À Laval, Jean Godin pousse un soupir de soulagement lorsque François Legault annonce que les écoles de la grande région de Montréal demeureront fermées. Il n’en est pas moins triste : il a travaillé si fort avec ses collègues et sent que ceux-ci commencent à être découragés.

Mais force est de constater que cette fois-ci, malgré toute la bonne volonté de son personnel, il n’est pas prêt. Et il est inquiet. Il n’a même pas assez de Purell pour se rendre jusqu’à la fin de l’année. Côté hygiène et salubrité, c’est « hasardeux », dit-il. Il se concentre alors sur l’enseignement à distance, devenu obligatoire après deux mois de flou et de volontariat.

Photo: Marie-France Coallier Le Devoir

1er juin 2020

La goutte qui fait déborder le vase

Encore une fois, c’est dans les médias que les acteurs du réseau de l’éducation apprennent qu’ils ont moins d’une semaine pour mettre sur pied des « camps pédagogiques » destinés aux élèves vulnérables.

La sortie du ministre Roberge provoque une nouvelle tempête en éducation. Pour plusieurs, c’est « la goutte qui fait déborder le vase ».

« On était complètement découragés, sans voix », soupire le directeur Jean Godin. Il ravale sa frustration et se remet au travail. Même chose pour Éric. Les directeurs envoient de nouveaux sondages aux parents, rapatrient et réaffectent du personnel, organisent des horaires…

Pendant ce temps, les représentants des directeurs d’école et des directeurs généraux des commissions scolaires préviennent le ministre : il doit renoncer à son projet.

« Je n’ai jamais vu autant de gens insatisfaits, affirme Hélène Bourdages. On a atteint le seuil de désobéissance. Nos membres nous disent : “La prochaine affaire, je ne la fais pas. Je vais sauver ma peau.” »

Deux jours plus tard, le ministre Roberge recule : les camps de rattrapage seront facultatifs.

Les directeurs les plus proactifs, comme Jean Godin et Éric, s’estiment ironiquement pénalisés pour leur efficacité. Plusieurs écoles mettent les camps de côté, mais eux ne peuvent plus reculer. Ils ont déjà annoncé aux parents la tenue de ces camps et procédé aux inscriptions. « C’est affreux. Oui, c’est le mot : affreux », affirme Jean Godin.

En outre, les directeurs sont « tous d’accord » pour dire que ces camps ne valent rien, ajoute Éric. « Ça n’a aucune valeur, à part d’offrir un service de garde pour donner un break aux parents. Ce n’est pas en trois semaines que les élèves vont faire des gains sur le plan des apprentissages. »
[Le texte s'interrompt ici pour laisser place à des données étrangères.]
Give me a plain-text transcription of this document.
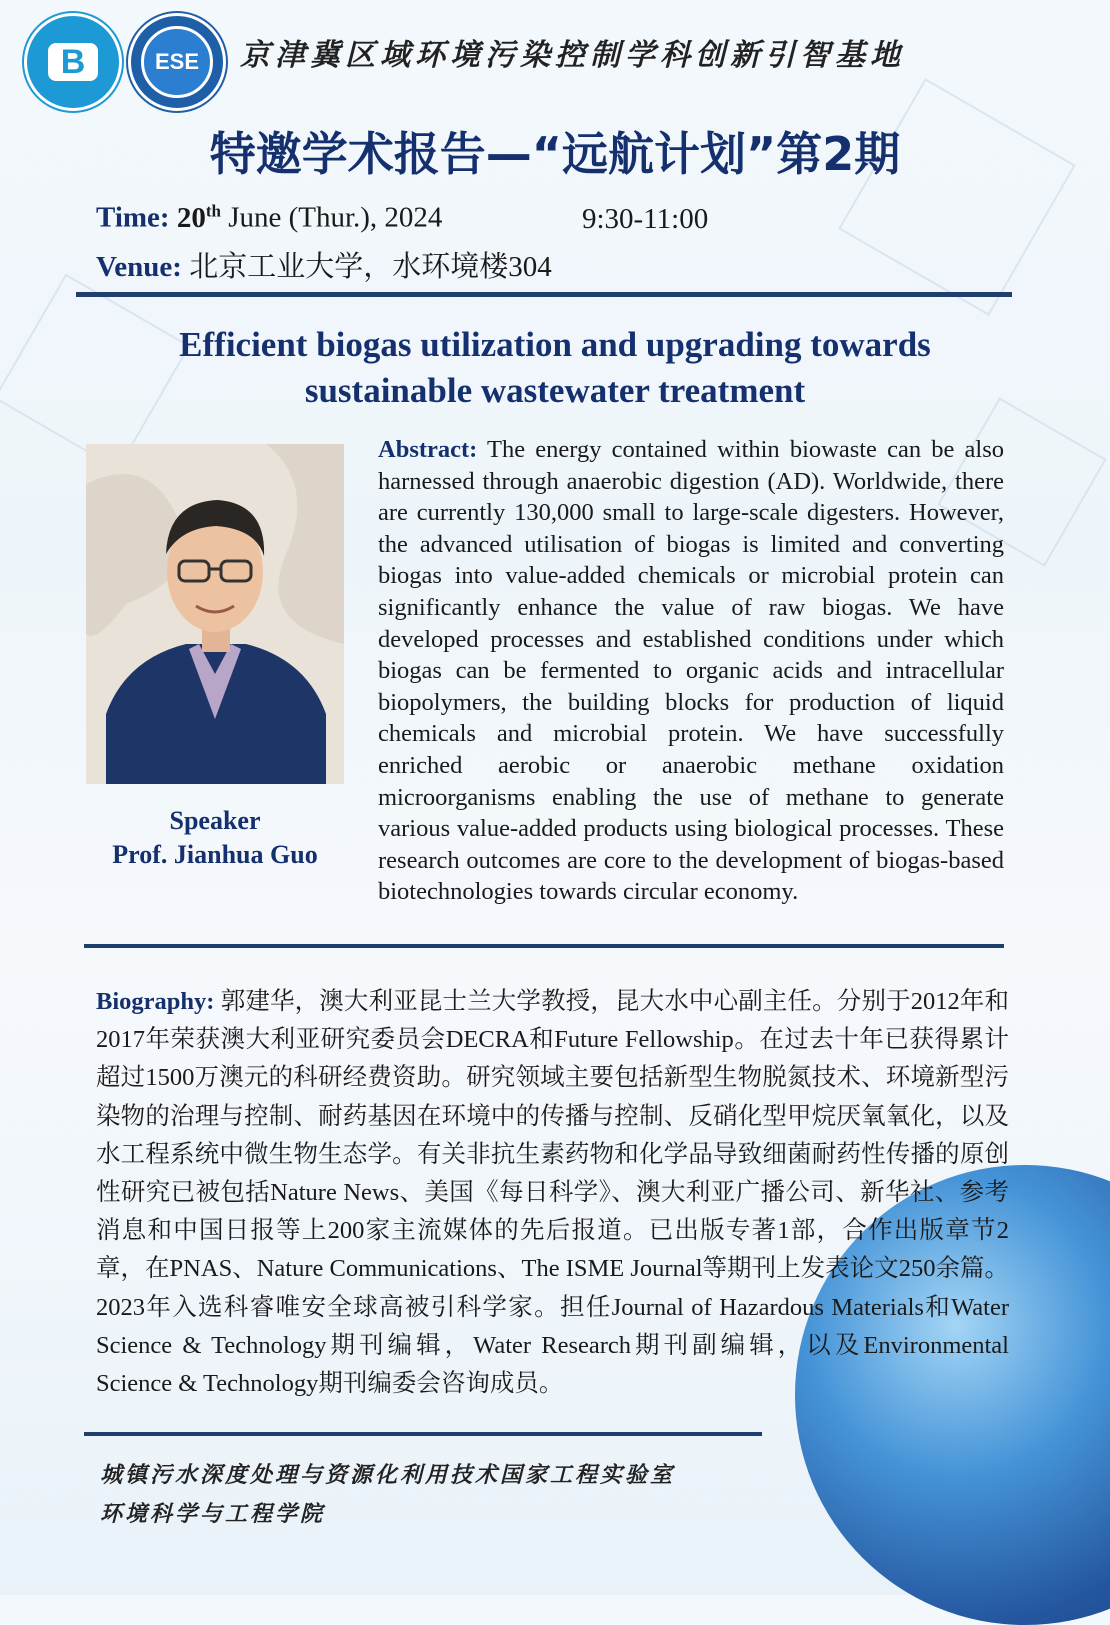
B	ESE	京津冀区域环境污染控制学科创新引智基地
特邀学术报告—“远航计划”第2期
Time: 20th June (Thur.), 2024	9:30-11:00
Venue: 北京工业大学，水环境楼304
Efficient biogas utilization and upgrading towards
sustainable wastewater treatment
Speaker
Prof. Jianhua Guo
Abstract: The energy contained within biowaste can be also harnessed through anaerobic digestion (AD). Worldwide, there are currently 130,000 small to large-scale digesters. However, the advanced utilisation of biogas is limited and converting biogas into value-added chemicals or microbial protein can significantly enhance the value of raw biogas. We have developed processes and established conditions under which biogas can be fermented to organic acids and intracellular biopolymers, the building blocks for production of liquid chemicals and microbial protein. We have successfully enriched aerobic or anaerobic methane oxidation microorganisms enabling the use of methane to generate various value-added products using biological processes. These research outcomes are core to the development of biogas-based biotechnologies towards circular economy.
Biography: 郭建华，澳大利亚昆士兰大学教授，昆大水中心副主任。分别于2012年和2017年荣获澳大利亚研究委员会DECRA和Future Fellowship。在过去十年已获得累计超过1500万澳元的科研经费资助。研究领域主要包括新型生物脱氮技术、环境新型污染物的治理与控制、耐药基因在环境中的传播与控制、反硝化型甲烷厌氧氧化，以及水工程系统中微生物生态学。有关非抗生素药物和化学品导致细菌耐药性传播的原创性研究已被包括Nature News、美国《每日科学》、澳大利亚广播公司、新华社、参考消息和中国日报等上200家主流媒体的先后报道。已出版专著1部，合作出版章节2章，在PNAS、Nature Communications、The ISME Journal等期刊上发表论文250余篇。2023年入选科睿唯安全球高被引科学家。担任Journal of Hazardous Materials和Water Science & Technology期刊编辑，Water Research期刊副编辑，以及Environmental Science & Technology期刊编委会咨询成员。
城镇污水深度处理与资源化利用技术国家工程实验室
环境科学与工程学院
Les directeurs d’école n’ont jamais attendu les vacances d’été avec autant d’impatience. « Je peux vous dire qu’on est profondément fatigués et découragés face à ce ministre qui ne nous consulte pas et ne nous considère pas », soupire Jean Godin.

À Québec, l’exaspération des directeurs et des syndicats nourrit les spéculations, qui envoient Jean-François Roberge au purgatoire dans un éventuel remaniement ministériel.
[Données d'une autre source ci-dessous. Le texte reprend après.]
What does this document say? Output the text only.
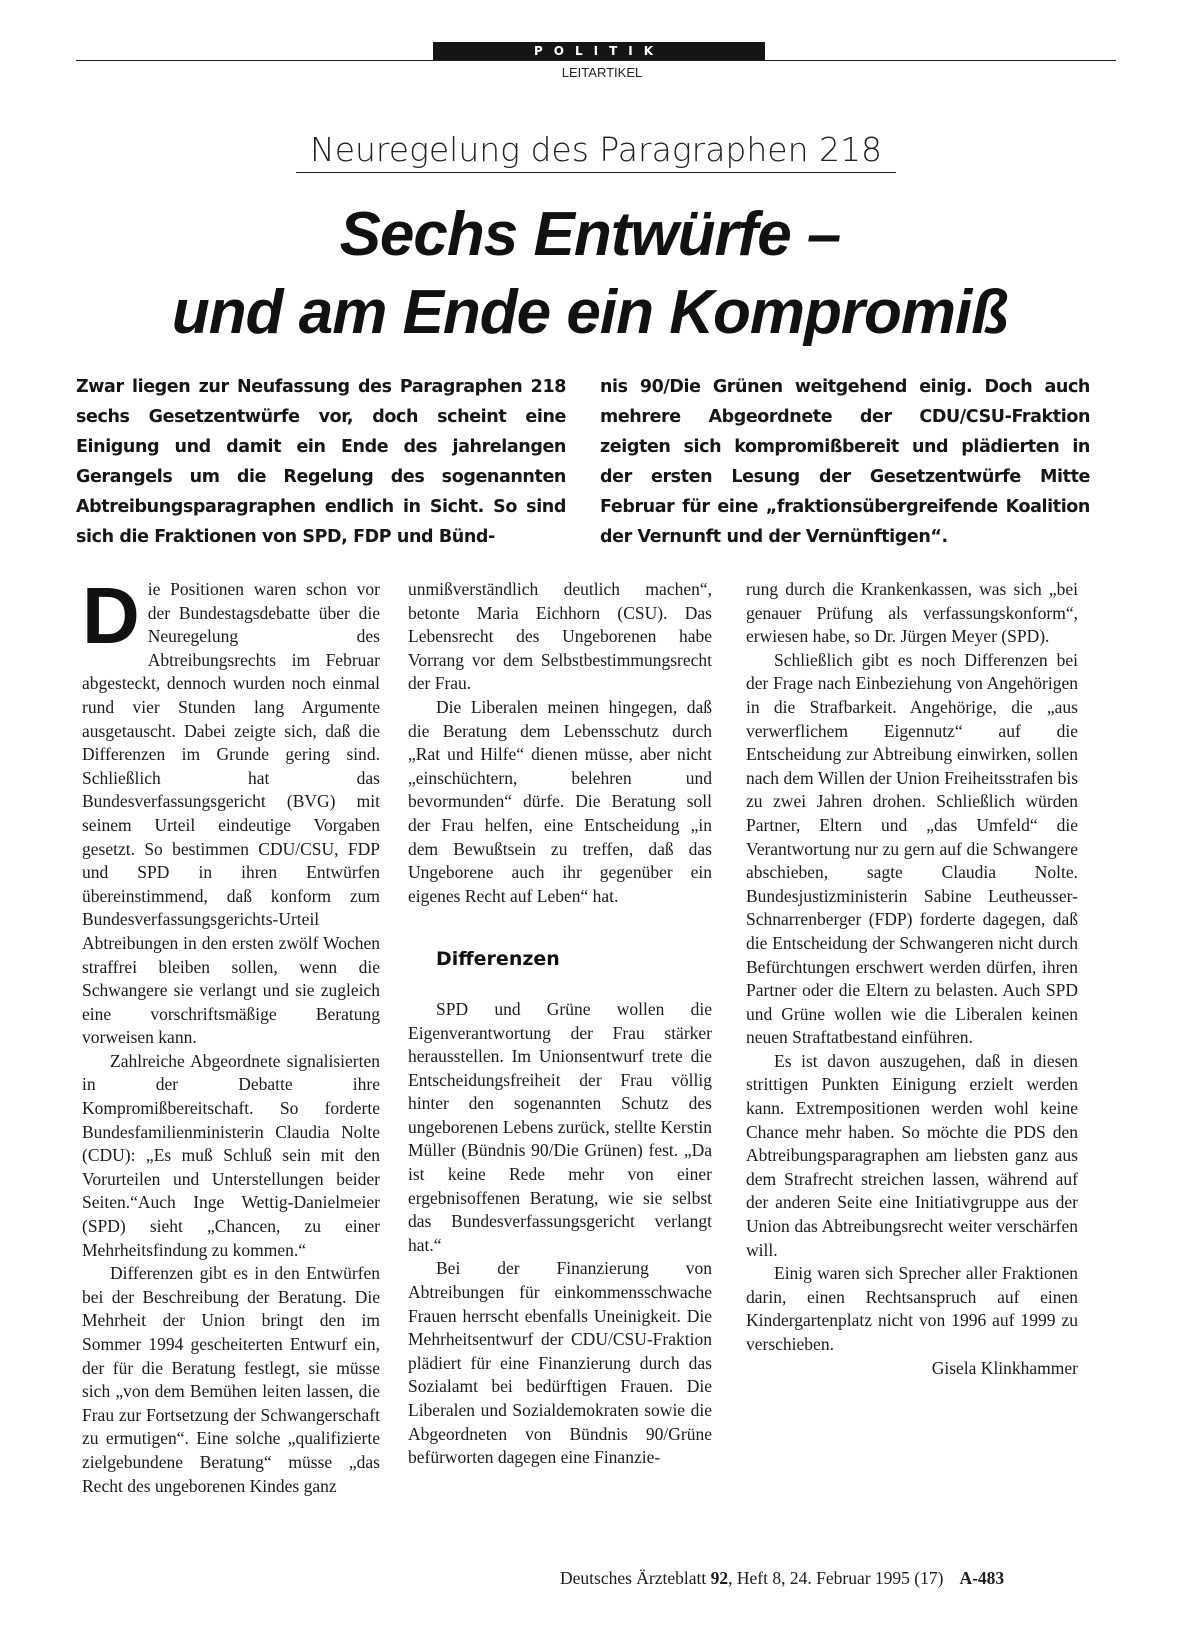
POLITIK
LEITARTIKEL
Neuregelung des Paragraphen 218
Sechs Entwürfe –
und am Ende ein Kompromiß
Zwar liegen zur Neufassung des Paragraphen 218 sechs Gesetzentwürfe vor, doch scheint eine Einigung und damit ein Ende des jahrelangen Gerangels um die Regelung des sogenannten Abtreibungsparagraphen endlich in Sicht. So sind sich die Fraktionen von SPD, FDP und Bünd-
nis 90/Die Grünen weitgehend einig. Doch auch mehrere Abgeordnete der CDU/CSU-Fraktion zeigten sich kompromißbereit und plädierten in der ersten Lesung der Gesetzentwürfe Mitte Februar für eine „fraktionsübergreifende Koalition der Vernunft und der Vernünftigen“.
D ie Positionen waren schon vor der Bundestagsdebatte über die Neuregelung des Abtreibungsrechts im Februar abgesteckt, dennoch wurden noch einmal rund vier Stunden lang Argumente ausgetauscht. Dabei zeigte sich, daß die Differenzen im Grunde gering sind. Schließlich hat das Bundesverfassungsgericht (BVG) mit seinem Urteil eindeutige Vorgaben gesetzt. So bestimmen CDU/CSU, FDP und SPD in ihren Entwürfen übereinstimmend, daß konform zum Bundesverfassungsgerichts-Urteil Abtreibungen in den ersten zwölf Wochen straffrei bleiben sollen, wenn die Schwangere sie verlangt und sie zugleich eine vorschriftsmäßige Beratung vorweisen kann.

Zahlreiche Abgeordnete signalisierten in der Debatte ihre Kompromißbereitschaft. So forderte Bundesfamilienministerin Claudia Nolte (CDU): „Es muß Schluß sein mit den Vorurteilen und Unterstellungen beider Seiten.“Auch Inge Wettig-Danielmeier (SPD) sieht „Chancen, zu einer Mehrheitsfindung zu kommen.“

Differenzen gibt es in den Entwürfen bei der Beschreibung der Beratung. Die Mehrheit der Union bringt den im Sommer 1994 gescheiterten Entwurf ein, der für die Beratung festlegt, sie müsse sich „von dem Bemühen leiten lassen, die Frau zur Fortsetzung der Schwangerschaft zu ermutigen“. Eine solche „qualifizierte zielgebundene Beratung“ müsse „das Recht des ungeborenen Kindes ganz

unmißverständlich deutlich machen“, betonte Maria Eichhorn (CSU). Das Lebensrecht des Ungeborenen habe Vorrang vor dem Selbstbestimmungsrecht der Frau.

Die Liberalen meinen hingegen, daß die Beratung dem Lebensschutz durch „Rat und Hilfe“ dienen müsse, aber nicht „einschüchtern, belehren und bevormunden“ dürfe. Die Beratung soll der Frau helfen, eine Entscheidung „in dem Bewußtsein zu treffen, daß das Ungeborene auch ihr gegenüber ein eigenes Recht auf Leben“ hat.

Differenzen

SPD und Grüne wollen die Eigenverantwortung der Frau stärker herausstellen. Im Unionsentwurf trete die Entscheidungsfreiheit der Frau völlig hinter den sogenannten Schutz des ungeborenen Lebens zurück, stellte Kerstin Müller (Bündnis 90/Die Grünen) fest. „Da ist keine Rede mehr von einer ergebnisoffenen Beratung, wie sie selbst das Bundesverfassungsgericht verlangt hat.“

Bei der Finanzierung von Abtreibungen für einkommensschwache Frauen herrscht ebenfalls Uneinigkeit. Die Mehrheitsentwurf der CDU/CSU-Fraktion plädiert für eine Finanzierung durch das Sozialamt bei bedürftigen Frauen. Die Liberalen und Sozialdemokraten sowie die Abgeordneten von Bündnis 90/Grüne befürworten dagegen eine Finanzie-

rung durch die Krankenkassen, was sich „bei genauer Prüfung als verfassungskonform“, erwiesen habe, so Dr. Jürgen Meyer (SPD).

Schließlich gibt es noch Differenzen bei der Frage nach Einbeziehung von Angehörigen in die Strafbarkeit. Angehörige, die „aus verwerflichem Eigennutz“ auf die Entscheidung zur Abtreibung einwirken, sollen nach dem Willen der Union Freiheitsstrafen bis zu zwei Jahren drohen. Schließlich würden Partner, Eltern und „das Umfeld“ die Verantwortung nur zu gern auf die Schwangere abschieben, sagte Claudia Nolte. Bundesjustizministerin Sabine Leutheusser-Schnarrenberger (FDP) forderte dagegen, daß die Entscheidung der Schwangeren nicht durch Befürchtungen erschwert werden dürfen, ihren Partner oder die Eltern zu belasten. Auch SPD und Grüne wollen wie die Liberalen keinen neuen Straftatbestand einführen.

Es ist davon auszugehen, daß in diesen strittigen Punkten Einigung erzielt werden kann. Extrempositionen werden wohl keine Chance mehr haben. So möchte die PDS den Abtreibungsparagraphen am liebsten ganz aus dem Strafrecht streichen lassen, während auf der anderen Seite eine Initiativgruppe aus der Union das Abtreibungsrecht weiter verschärfen will.

Einig waren sich Sprecher aller Fraktionen darin, einen Rechtsanspruch auf einen Kindergartenplatz nicht von 1996 auf 1999 zu verschieben.

Gisela Klinkhammer
Deutsches Ärzteblatt 92, Heft 8, 24. Februar 1995 (17) A-483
Mais ses proches serrent les rangs. Après tout, il s’agit d’un membre « de la première heure » de la CAQ, insiste l’un d’eux. Il a eu le « courage » d’échafauder un retour à l’école dans un contexte qui lui était très hostile, répètent aussi des sources gouvernementales.

« Souvenons-nous des critiques, qui disaient qu’on était des fous dangereux qui voulaient ouvrir les écoles », insiste l’une d’elles. « On s’est compliqué la vie, mais les enfants sont contents, les enseignants sont contents, les parents sont contents », se félicite-t-on à Québec.

Le travail de Jean-François Roberge, parce qu’aussi éreintant, n’est rien de moins qu’une « épopée héroïque ».

Notre démarche

Le ministre de l’Éducation, Jean-François Roberge, a décliné les demandes d’entrevues du Devoir, par manque de temps. Son sous-ministre, Éric Blackburn, a refusé de participer à ce dossier, tout comme le directeur général de la CSDM, Robert Gendron. Le bureau du premier ministre, qui gère les communications d’Horacio Arruda, nous a fait savoir que le directeur national de santé publique ne souhaitait pas être interviewé dans le cadre de ce projet.